Há precisamente um ano estava a fazer as malas e o que me esperava era tudo menos uma semana de férias. Se até àquele dia nunca tinha sentido medo ali foi diferente. As complicações em cirurgias de Endometriose são muito raras [desde que os médicos saibam o que estão a fazer!] e felizmente não conheço nenhum caso que tenha terminado no bloco operatório. Mas quando se tem uma filha nos braços, com menos de dois anos, é inevitável não ter medo. É inevitável não pensar "e se alguma coisa corre mal e eu não volto a acordar?". Como será a vida dela? Estará ela preparada para viver sem mim? 

Sei que não seria a primeira nem seria a única, tenho plena confiança que o pai daria conta do recado, com mais fatos de treino e menos laços, mas sempre com muito amor, e sei que a rede que nos suporta não lhe fecharia os braços. Mas o meu coração de mãe foi pequeno. Por ela. Por mim. Por nós.

Quando a decisão de fazer esta cirurgia foi tomada em conjunto com o meu médico, sabia e tinha a consciência de que era o melhor para mim, para a situação grave em que se encontrava a minha Endometriose e para evitar complicações maiores no futuro. Mas foi também das decisões mais difíceis que tomei até hoje. A verdade é que mesmo sabendo que foi a decisão acertada, há dias em que ainda me custa a acreditar que há um vazio dentro de mim e que não poderei mais gerar vida dentro do meu corpo. E o que custa mais ainda a aceitar é que mesmo depois de uma cirurgia complicada, de vários dias de internamento, de mais de um mês de recuperação e de fisioterapia, ainda não estou a 100%. Será que algum dia ficarei?!

Sou e sempre fui uma pessoa positiva, que consegue rir e fazer humor negro com tudo o que esta doença envolve e nunca fui narcisista ao ponto de me focar apenas nisto e de deixar de ser grata por tudo o que de bom a vida me dá. Mas há dias, como qualquer ser humano, em que também eu baixo a guarda, em que também eu preciso de colo, em que também eu choro e em que também eu preciso de um porto de abrigo que me diga "estou e estarei aqui, independentemente de tudo!".

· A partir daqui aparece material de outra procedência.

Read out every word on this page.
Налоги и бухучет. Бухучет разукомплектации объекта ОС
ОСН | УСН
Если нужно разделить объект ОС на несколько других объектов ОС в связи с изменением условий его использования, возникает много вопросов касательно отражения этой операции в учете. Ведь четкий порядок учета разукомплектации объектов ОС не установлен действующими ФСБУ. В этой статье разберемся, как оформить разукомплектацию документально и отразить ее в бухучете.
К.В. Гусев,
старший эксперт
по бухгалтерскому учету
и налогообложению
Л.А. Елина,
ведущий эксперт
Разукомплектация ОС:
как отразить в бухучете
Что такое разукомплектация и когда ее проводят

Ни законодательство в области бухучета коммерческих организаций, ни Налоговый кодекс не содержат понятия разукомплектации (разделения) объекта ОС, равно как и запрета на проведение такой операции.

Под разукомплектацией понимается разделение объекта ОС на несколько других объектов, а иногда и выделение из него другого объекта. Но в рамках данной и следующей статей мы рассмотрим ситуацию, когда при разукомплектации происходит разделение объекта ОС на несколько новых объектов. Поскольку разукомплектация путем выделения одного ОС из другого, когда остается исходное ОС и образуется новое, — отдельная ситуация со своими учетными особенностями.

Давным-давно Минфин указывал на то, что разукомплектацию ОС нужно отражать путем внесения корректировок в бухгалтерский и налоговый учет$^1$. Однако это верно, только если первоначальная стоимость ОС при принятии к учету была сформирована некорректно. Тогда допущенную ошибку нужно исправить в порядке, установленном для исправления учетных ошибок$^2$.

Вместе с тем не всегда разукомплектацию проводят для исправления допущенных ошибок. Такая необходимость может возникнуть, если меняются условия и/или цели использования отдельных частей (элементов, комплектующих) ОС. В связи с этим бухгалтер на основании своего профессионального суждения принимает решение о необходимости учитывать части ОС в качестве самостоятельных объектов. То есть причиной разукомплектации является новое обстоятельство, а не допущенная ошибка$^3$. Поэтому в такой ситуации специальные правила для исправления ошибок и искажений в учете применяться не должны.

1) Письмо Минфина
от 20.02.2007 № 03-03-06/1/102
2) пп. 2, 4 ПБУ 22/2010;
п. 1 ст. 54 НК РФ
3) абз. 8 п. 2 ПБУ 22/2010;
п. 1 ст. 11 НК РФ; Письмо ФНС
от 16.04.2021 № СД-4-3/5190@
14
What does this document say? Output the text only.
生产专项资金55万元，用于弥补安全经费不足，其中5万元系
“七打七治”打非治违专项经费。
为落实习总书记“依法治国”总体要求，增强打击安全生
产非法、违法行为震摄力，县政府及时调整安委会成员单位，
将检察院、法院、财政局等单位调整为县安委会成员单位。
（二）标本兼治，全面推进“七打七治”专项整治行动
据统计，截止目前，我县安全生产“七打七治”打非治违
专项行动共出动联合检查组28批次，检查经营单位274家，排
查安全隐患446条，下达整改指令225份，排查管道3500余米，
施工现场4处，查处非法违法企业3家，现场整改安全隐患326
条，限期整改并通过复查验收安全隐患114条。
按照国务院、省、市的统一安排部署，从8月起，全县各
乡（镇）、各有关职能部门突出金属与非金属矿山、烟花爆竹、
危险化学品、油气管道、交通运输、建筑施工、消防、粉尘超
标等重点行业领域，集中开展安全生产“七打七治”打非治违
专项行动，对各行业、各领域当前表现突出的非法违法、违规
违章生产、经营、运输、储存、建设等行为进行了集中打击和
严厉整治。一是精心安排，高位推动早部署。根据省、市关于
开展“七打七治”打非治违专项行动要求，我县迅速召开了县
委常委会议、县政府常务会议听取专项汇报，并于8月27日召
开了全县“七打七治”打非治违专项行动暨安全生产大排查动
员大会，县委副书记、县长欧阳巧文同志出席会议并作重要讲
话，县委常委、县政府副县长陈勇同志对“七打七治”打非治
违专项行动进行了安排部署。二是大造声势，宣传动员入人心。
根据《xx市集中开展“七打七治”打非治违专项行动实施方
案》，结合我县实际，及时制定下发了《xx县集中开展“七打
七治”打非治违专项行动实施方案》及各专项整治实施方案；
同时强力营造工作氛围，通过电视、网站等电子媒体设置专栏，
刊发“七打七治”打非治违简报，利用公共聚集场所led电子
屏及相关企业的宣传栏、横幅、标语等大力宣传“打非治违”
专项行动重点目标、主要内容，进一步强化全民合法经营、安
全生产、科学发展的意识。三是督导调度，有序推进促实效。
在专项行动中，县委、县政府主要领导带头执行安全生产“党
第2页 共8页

Como em tudo na vida acho que só quem passa pelas situações consegue avaliar o peso que elas comportam e mesmo assim, é sempre relativo e muito pessoal. Porque a forma como cada um de nós sente determinada situação tem muito a ver com o nosso Eu e com as nossas vivências e experiências anteriores. Sei que não é o facto de não poder ter mais filhos biológicos que me impede de ter mais filhos, mas sei também que a adopção [que já tantas vezes me foi sugerida!] não é como ir ali ao supermercado. E não pode nunca ser uma forma de compensar seja o que for.

Enquanto presidente da Associação Portuguesa de Apoio a Mulheres com Endometriose passo os dias a dizer que é possível, a transmitir a mensagem de que somos capazes, de que conseguimos superar tudo.  E acredito mesmo nisso. Mas eu também sei que Viver com Endometriose não é fácil. Não só pelas sequelas que ela deixa no nosso corpo, não só pelos sonhos que nos faz deixar pelo caminho mas também porque vivemos ainda numa sociedade com pouca consciência e com pouca sensibilidade sobre esta realidade. E se houve uma coisa que a menopausa precoce me trouxe foi falta de paciência para pessoas sem noção e que falam do que não sabem com ar desdém, porque afinal "não se morre de Endometriose!".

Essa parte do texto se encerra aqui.